The main characteristic of the traditional Ladotiri cheese is that it is preserved in olive oil. This is the reason why it is called Ladotiri. (ladi = olive oil, tiri = cheese, Ladotiri =cheese preserved in olive oil). Nowadays, in many dairy plants, this manipulation is omitted. Instead of that, when the cheese obtains a moisture
content lower than 40%, is usually covered with paraffin, but the name Ladotiri is still used. The name “Kefalaki” is also used for that cheese, which means small cheese.
Ladotiri has strong flavour and characteristic shape, the shape of a small cylinder of about 10cm diameter and 12 cm height and 1.2 kg weight.

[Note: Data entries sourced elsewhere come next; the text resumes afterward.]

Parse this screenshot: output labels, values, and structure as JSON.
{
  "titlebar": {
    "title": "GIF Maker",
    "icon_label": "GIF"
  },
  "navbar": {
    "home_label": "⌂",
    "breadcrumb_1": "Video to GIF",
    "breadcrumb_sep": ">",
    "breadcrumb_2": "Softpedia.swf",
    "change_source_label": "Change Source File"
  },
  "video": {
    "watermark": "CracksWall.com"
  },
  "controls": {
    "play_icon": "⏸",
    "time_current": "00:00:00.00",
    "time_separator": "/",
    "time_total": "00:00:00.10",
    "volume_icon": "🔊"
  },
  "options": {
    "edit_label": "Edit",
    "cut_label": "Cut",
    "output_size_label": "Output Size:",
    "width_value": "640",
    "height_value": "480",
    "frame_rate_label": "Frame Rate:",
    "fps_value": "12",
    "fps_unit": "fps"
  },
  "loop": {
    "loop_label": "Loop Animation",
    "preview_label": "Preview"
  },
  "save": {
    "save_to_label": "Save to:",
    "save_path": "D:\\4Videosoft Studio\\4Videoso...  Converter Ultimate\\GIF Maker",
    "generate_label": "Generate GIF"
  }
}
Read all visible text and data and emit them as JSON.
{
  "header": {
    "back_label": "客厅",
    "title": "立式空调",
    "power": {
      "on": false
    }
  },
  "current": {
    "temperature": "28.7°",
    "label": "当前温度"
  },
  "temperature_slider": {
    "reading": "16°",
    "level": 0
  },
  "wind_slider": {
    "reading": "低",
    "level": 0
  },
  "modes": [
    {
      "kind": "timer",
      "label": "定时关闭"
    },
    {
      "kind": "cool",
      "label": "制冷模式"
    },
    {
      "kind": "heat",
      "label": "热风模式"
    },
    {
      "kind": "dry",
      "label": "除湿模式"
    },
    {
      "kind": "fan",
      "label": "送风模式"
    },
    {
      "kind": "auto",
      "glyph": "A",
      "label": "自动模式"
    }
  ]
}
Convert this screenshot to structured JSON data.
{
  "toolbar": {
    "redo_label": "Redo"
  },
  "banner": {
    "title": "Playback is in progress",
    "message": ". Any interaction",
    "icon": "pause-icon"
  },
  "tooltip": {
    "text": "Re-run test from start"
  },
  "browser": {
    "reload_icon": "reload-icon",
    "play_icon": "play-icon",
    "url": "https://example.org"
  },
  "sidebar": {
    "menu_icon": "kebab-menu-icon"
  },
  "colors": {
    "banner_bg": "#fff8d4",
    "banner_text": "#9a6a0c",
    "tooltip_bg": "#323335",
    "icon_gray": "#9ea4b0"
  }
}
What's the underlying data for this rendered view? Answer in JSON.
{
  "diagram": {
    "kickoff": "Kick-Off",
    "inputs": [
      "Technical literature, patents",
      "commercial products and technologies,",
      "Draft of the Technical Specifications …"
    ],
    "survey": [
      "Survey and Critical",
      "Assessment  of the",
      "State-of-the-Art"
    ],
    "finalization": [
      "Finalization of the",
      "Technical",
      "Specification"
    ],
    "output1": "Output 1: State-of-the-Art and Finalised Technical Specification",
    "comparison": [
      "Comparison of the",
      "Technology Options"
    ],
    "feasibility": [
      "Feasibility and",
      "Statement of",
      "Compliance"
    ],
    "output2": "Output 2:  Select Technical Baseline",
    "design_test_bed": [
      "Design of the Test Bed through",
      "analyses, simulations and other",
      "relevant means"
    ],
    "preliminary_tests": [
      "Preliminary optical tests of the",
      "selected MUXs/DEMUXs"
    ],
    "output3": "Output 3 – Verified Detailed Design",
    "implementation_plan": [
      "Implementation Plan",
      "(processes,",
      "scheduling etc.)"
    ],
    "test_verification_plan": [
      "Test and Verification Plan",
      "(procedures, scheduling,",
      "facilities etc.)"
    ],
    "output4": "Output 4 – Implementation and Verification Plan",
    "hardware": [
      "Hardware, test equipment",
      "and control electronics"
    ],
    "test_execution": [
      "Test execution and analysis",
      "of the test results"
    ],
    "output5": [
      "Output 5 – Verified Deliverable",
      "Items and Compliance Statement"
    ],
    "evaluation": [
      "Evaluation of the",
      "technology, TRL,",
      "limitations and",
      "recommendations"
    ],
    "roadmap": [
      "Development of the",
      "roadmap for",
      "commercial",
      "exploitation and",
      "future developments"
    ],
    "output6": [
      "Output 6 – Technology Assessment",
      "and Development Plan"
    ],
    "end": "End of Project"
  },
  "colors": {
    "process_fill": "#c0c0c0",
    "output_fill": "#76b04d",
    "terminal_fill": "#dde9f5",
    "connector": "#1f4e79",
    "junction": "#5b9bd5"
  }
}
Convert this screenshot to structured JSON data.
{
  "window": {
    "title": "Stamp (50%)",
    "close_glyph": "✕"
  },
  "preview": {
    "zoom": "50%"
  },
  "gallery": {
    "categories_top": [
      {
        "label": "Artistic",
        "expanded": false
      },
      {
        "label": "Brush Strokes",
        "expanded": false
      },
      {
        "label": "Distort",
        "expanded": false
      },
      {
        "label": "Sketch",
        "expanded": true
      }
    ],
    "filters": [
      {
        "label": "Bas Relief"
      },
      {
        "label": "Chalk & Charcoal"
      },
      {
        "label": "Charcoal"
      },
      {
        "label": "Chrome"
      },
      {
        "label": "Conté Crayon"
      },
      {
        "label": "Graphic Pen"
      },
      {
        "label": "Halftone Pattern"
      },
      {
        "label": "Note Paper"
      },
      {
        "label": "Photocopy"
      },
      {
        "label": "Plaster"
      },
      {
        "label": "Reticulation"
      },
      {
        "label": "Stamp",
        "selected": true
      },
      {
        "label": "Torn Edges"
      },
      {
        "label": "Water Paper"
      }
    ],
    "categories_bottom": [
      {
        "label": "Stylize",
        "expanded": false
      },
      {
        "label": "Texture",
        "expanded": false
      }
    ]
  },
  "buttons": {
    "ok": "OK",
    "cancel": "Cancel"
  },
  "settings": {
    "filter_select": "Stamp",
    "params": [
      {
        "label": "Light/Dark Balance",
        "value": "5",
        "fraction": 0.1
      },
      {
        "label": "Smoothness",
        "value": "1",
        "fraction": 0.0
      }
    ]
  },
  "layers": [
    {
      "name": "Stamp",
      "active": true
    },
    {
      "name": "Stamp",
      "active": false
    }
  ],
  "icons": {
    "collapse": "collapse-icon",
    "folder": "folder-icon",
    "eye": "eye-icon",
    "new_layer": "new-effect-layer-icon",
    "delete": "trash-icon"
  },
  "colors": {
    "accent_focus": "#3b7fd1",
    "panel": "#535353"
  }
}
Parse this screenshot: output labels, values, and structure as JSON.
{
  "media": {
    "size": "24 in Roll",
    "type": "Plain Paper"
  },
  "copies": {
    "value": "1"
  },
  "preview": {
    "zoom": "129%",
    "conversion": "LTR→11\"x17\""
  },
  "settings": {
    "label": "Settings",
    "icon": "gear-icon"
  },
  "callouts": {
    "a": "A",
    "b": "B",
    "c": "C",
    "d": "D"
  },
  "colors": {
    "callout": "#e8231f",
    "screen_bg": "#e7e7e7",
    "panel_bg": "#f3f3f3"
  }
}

It is mainly used for table eating, and is considered as a type of Kefalotiri of good quality.
Lesvos Ouzo
The
ouzo of the island of
Lesvos is considered as the best one. Most kafenion owners in Greece
will admit that the best ouzo comes from this island and they probably
carry one of the more popular Lesvos products. Ouzo is made from
a precise combination of pressed grapes and herbs and berries.
It begins as alcohol made from grape skins or other local products.
It is then brought together with herbs and other ingredients, including
star anise, coriander, cloves, angelica root, licorice, mint, wintergreen,
fennel, hazelnut and even cinnamon and lime blossom. The mixture
is boiled in a copper still, regulated by a taster.The resulting
liquid is cooled and stored for several months before it is diluted
to about 80 proof, or 40 percent alcohol
Lesvos salted sea food (pasta)
Lesvos is also well-known for its salted fish; sardines (sardeles pastes) of the gulf of Kalloni witch have been fished in the morning then salted and ready to be served in the evening. The locals prefer to keep them in olive oil after they clean them from the salt but you can find them also canned. You will find them in any restaurant from June till September and it is the best snack for ouzo. Except of the sardines for many years now small units of fish processing and packaging operate in Lesvos: sardine, chop mackerel, common mackerel, anchovy and bonito.